SAO PAULO, May 2 (Reuters) - Cielo SA beat first-quarter profit estimates on Tuesday as rising financial gains helped offset declining revenue and income from receivable prepayments at Brazil’s biggest payment solutions firm.

Net income at Barueri, Brazil-based Cielo totaled 1.045 billion reais ($332 million) last quarter, down 1.7 percent from the fourth quarter. The result slightly beat an average consensus profit estimate of 1.039 billion reais compiled by Thomson Reuters.

Lower equipment rental fees and falling proceeds from the capturing and settlement of financial transactions drove revenue down for the first time in three years, Cielo said in a statement. Income from receivable prepayments felt the pinch of the central bank’s drive to slash borrowing costs in Latin America’s largest economy.

Revenue from financial investments climbed 34 percent in the quarter, helping bolster profit.

Still, net revenue tumbled 10.2 percent to 2.801 billion reais from the prior quarter, the steepest quarterly drop since at least 2009. The cost of rendered services plus operational expenses slumped a combined 12.4 percent in the same period.

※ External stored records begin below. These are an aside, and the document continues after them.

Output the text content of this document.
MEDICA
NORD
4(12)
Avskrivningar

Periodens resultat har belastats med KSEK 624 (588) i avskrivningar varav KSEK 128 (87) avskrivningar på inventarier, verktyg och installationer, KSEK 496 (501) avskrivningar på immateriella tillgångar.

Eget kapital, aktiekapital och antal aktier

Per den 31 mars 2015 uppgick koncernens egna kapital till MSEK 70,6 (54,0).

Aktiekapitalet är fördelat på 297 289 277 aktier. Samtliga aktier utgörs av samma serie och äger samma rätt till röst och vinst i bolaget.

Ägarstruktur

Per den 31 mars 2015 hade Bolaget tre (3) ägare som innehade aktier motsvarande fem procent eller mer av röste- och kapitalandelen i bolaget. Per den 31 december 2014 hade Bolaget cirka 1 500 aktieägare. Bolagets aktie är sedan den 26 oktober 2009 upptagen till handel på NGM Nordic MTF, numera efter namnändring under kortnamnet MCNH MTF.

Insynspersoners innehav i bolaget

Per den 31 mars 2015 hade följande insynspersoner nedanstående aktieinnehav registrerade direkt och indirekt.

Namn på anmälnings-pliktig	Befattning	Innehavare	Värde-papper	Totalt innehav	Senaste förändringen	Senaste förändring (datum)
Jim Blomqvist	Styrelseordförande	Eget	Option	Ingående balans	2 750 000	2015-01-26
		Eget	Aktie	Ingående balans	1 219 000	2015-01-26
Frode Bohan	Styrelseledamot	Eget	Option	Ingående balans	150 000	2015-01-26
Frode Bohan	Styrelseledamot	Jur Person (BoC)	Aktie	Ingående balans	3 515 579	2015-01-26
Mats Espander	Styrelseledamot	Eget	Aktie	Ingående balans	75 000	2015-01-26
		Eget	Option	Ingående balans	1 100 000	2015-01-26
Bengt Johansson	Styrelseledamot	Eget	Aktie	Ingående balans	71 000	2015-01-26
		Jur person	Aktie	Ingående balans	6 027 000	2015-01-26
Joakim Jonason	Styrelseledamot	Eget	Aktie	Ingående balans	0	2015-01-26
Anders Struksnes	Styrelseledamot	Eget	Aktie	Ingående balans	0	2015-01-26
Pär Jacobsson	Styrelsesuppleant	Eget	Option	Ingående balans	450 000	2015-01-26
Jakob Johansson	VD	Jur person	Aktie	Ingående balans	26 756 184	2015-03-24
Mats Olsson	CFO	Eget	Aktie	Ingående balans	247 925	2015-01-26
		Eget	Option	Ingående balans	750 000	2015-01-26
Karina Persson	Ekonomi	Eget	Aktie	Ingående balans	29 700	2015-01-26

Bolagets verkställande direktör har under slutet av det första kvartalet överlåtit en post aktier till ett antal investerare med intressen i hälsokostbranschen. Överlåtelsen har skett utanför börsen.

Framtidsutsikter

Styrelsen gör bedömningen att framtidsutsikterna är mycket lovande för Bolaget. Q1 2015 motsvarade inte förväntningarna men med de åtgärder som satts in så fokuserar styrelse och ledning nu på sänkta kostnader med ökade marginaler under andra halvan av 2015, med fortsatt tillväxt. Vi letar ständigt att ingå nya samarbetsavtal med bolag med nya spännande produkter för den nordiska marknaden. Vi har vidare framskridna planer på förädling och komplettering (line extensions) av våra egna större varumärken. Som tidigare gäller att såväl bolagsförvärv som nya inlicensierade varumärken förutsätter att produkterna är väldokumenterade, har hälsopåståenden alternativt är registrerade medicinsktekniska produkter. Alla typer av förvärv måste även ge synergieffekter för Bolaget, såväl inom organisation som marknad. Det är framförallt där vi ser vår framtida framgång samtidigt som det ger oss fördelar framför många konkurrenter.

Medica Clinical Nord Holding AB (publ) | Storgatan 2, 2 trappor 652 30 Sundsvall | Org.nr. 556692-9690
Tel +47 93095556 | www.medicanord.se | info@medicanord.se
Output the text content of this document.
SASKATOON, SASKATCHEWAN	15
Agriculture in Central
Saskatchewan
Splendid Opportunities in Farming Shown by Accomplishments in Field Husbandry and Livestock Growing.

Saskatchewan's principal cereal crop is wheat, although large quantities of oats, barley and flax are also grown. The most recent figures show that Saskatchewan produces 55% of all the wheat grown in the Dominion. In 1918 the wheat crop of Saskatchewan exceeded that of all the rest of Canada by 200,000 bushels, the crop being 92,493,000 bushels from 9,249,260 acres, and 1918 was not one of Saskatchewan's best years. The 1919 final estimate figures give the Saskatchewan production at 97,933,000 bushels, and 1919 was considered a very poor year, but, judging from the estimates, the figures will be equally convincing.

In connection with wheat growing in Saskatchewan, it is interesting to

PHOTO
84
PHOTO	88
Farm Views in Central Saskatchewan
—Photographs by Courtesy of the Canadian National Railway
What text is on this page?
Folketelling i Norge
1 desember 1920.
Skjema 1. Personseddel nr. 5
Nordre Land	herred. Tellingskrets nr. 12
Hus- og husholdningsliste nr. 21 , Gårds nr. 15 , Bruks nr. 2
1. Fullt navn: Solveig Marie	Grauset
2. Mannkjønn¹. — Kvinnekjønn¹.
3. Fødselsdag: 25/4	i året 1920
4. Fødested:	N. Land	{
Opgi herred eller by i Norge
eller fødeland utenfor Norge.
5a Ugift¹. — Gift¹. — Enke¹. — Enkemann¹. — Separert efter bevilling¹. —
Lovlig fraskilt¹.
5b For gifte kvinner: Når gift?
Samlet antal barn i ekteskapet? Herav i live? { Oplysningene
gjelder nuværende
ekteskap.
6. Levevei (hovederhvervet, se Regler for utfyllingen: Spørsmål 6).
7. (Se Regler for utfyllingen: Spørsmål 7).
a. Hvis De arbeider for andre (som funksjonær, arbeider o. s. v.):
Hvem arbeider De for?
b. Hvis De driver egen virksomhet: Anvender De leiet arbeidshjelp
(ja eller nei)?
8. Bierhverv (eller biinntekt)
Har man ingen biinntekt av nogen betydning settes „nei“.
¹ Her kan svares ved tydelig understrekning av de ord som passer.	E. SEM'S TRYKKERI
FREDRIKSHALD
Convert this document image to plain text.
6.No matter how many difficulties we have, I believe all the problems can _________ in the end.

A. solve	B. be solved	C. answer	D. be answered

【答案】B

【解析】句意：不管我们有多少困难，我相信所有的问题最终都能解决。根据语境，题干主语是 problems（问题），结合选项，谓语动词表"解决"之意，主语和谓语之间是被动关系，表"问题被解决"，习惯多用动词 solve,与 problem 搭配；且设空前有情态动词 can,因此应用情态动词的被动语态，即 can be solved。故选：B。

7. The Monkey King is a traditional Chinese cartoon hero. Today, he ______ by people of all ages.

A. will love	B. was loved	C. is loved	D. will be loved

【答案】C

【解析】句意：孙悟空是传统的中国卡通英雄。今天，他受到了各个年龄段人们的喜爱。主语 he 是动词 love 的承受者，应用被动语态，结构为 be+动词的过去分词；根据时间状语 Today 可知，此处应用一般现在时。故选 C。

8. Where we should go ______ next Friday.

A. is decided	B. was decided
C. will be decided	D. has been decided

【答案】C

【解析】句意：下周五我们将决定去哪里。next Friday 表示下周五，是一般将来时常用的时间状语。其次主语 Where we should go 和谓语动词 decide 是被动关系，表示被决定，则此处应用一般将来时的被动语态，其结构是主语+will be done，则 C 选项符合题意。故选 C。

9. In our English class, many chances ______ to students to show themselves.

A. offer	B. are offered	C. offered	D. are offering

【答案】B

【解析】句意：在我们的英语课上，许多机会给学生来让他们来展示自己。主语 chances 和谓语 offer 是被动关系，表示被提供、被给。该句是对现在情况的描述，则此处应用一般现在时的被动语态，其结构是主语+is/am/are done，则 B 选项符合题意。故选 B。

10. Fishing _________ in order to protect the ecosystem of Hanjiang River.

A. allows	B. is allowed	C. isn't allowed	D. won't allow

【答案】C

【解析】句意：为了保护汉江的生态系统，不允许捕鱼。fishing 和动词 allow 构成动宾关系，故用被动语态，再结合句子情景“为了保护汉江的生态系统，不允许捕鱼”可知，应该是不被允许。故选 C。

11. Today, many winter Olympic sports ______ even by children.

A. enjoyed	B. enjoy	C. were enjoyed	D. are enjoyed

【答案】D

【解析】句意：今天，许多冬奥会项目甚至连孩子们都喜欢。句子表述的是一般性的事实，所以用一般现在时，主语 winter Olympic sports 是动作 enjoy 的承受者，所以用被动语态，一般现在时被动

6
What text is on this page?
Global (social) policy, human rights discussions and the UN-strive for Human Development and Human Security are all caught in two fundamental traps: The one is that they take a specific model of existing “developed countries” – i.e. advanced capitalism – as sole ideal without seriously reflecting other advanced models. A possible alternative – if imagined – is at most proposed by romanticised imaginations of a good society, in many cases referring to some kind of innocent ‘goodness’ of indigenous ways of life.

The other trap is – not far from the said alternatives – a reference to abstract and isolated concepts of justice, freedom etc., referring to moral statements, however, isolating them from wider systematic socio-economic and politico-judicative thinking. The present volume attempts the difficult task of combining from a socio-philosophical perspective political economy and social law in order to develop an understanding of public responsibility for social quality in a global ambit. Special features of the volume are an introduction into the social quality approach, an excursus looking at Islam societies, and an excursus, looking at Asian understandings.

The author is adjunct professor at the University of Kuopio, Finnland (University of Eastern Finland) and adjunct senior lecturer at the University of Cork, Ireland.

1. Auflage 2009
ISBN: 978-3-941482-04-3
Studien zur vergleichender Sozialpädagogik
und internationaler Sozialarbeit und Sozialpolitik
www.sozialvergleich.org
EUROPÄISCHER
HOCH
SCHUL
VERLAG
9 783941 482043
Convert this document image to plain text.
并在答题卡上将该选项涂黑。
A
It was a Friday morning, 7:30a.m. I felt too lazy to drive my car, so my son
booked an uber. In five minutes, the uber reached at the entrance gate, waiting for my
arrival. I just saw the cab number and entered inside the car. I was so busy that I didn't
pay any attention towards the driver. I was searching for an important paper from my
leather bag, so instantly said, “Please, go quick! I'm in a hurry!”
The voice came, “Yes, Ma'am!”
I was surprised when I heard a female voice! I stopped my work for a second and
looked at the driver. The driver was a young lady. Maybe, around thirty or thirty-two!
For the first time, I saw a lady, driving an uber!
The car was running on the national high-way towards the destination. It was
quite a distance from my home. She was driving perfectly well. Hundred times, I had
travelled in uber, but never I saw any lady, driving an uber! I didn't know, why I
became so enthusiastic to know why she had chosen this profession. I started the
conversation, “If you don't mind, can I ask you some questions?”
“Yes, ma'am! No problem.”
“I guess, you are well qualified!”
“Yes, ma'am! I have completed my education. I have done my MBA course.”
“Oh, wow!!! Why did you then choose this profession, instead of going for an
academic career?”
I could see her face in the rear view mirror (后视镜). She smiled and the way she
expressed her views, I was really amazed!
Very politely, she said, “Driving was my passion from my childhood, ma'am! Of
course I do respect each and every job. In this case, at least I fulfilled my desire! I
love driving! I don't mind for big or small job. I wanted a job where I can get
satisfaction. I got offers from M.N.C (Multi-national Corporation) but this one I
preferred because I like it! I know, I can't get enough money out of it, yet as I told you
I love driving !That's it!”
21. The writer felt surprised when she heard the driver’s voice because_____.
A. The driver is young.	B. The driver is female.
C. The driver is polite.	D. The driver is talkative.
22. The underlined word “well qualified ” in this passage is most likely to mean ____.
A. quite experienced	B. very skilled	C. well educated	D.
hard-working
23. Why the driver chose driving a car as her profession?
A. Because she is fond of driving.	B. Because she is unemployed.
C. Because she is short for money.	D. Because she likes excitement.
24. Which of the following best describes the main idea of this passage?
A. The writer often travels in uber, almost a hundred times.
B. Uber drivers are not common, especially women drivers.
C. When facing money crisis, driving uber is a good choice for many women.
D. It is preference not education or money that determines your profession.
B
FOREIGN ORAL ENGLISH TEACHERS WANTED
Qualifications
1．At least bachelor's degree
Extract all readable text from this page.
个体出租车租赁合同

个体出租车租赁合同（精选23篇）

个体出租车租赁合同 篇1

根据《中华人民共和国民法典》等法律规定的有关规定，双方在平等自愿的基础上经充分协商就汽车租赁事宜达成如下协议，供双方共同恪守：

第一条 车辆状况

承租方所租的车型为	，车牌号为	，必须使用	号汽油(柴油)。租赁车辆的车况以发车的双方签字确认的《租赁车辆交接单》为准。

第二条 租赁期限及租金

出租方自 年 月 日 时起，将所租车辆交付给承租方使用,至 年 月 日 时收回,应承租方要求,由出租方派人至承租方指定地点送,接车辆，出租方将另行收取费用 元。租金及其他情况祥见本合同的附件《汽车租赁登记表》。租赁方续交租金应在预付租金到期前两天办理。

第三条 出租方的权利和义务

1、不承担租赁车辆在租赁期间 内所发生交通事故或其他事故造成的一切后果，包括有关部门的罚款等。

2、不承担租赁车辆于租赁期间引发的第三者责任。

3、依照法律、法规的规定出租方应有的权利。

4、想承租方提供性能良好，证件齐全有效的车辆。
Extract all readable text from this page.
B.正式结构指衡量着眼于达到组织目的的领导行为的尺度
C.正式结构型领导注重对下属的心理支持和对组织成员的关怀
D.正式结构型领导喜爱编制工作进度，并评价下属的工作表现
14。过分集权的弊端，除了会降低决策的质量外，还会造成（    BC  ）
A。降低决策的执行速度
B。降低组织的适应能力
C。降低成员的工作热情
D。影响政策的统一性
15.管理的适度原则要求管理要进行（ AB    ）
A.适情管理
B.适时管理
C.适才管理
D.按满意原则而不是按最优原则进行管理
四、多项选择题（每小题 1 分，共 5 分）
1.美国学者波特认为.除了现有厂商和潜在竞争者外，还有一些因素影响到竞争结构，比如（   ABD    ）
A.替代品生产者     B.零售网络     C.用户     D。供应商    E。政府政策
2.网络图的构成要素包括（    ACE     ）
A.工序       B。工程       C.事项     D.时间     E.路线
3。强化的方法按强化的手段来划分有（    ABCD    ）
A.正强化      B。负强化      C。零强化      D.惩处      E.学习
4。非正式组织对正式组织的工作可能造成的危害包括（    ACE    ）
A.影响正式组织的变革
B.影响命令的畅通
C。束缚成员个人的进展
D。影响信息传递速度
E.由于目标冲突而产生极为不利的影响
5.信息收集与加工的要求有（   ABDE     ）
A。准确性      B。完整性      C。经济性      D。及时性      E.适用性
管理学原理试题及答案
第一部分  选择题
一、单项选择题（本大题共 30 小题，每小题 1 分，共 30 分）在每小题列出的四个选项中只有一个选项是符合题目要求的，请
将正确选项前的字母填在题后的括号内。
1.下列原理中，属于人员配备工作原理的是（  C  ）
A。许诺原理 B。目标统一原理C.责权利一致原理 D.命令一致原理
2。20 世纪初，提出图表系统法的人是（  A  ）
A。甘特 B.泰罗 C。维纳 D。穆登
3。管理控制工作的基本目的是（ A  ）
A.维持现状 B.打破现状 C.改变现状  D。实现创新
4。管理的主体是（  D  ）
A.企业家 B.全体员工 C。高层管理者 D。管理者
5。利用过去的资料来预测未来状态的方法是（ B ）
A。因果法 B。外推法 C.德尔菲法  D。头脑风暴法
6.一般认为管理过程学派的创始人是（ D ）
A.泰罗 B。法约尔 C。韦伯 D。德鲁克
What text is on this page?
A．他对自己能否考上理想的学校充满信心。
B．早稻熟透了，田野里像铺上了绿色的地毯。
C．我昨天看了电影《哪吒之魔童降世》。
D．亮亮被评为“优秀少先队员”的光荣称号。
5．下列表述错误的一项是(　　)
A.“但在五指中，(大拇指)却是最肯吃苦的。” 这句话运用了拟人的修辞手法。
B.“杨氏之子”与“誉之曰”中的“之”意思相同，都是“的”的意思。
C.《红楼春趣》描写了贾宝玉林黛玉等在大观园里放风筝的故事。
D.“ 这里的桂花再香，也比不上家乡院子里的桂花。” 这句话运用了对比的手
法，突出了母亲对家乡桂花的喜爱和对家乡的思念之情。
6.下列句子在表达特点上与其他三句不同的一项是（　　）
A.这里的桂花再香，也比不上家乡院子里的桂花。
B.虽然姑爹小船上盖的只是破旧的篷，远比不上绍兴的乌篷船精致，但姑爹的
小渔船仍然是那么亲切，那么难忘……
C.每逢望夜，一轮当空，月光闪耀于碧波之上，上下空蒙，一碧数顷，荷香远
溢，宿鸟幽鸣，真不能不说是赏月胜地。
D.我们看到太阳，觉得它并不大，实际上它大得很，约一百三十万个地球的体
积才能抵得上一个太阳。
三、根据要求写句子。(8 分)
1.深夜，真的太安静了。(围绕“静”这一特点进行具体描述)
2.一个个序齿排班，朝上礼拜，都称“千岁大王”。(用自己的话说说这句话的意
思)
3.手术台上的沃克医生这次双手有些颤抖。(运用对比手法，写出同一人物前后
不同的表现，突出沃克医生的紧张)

Prepayment of receivables, through which Cielo helps retailers settle their commercial bills more rapidly, slipped for a third straight quarter to 648.6 million reais - the lowest since the third quarter of 2015.

Management will discuss results on a conference call with investors early on Wednesday.

Earnings before interest, tax, depreciation and amortization, a gauge of operational profit known as EBITDA, fell 5.3 percent to 1.322 billion reais, well below the consensus estimate of 1.727 billion reais.

At the same time, Cielo’s local processing unit posted 3.7 percent growth in financial transaction volume last quarter, slightly below a target of 4 percent to 6 percent. Costs and expenses shrank more than expected in the first quarter, while capital spending on new processing equipment equaled one-eighth of the 400 million reais budgeted for this year.

Chief Executive Eduardo Campozana Gouveia has focused on strict expense controls to stem the impact of aggressive competition and changes to Brazil’s payment industry rules.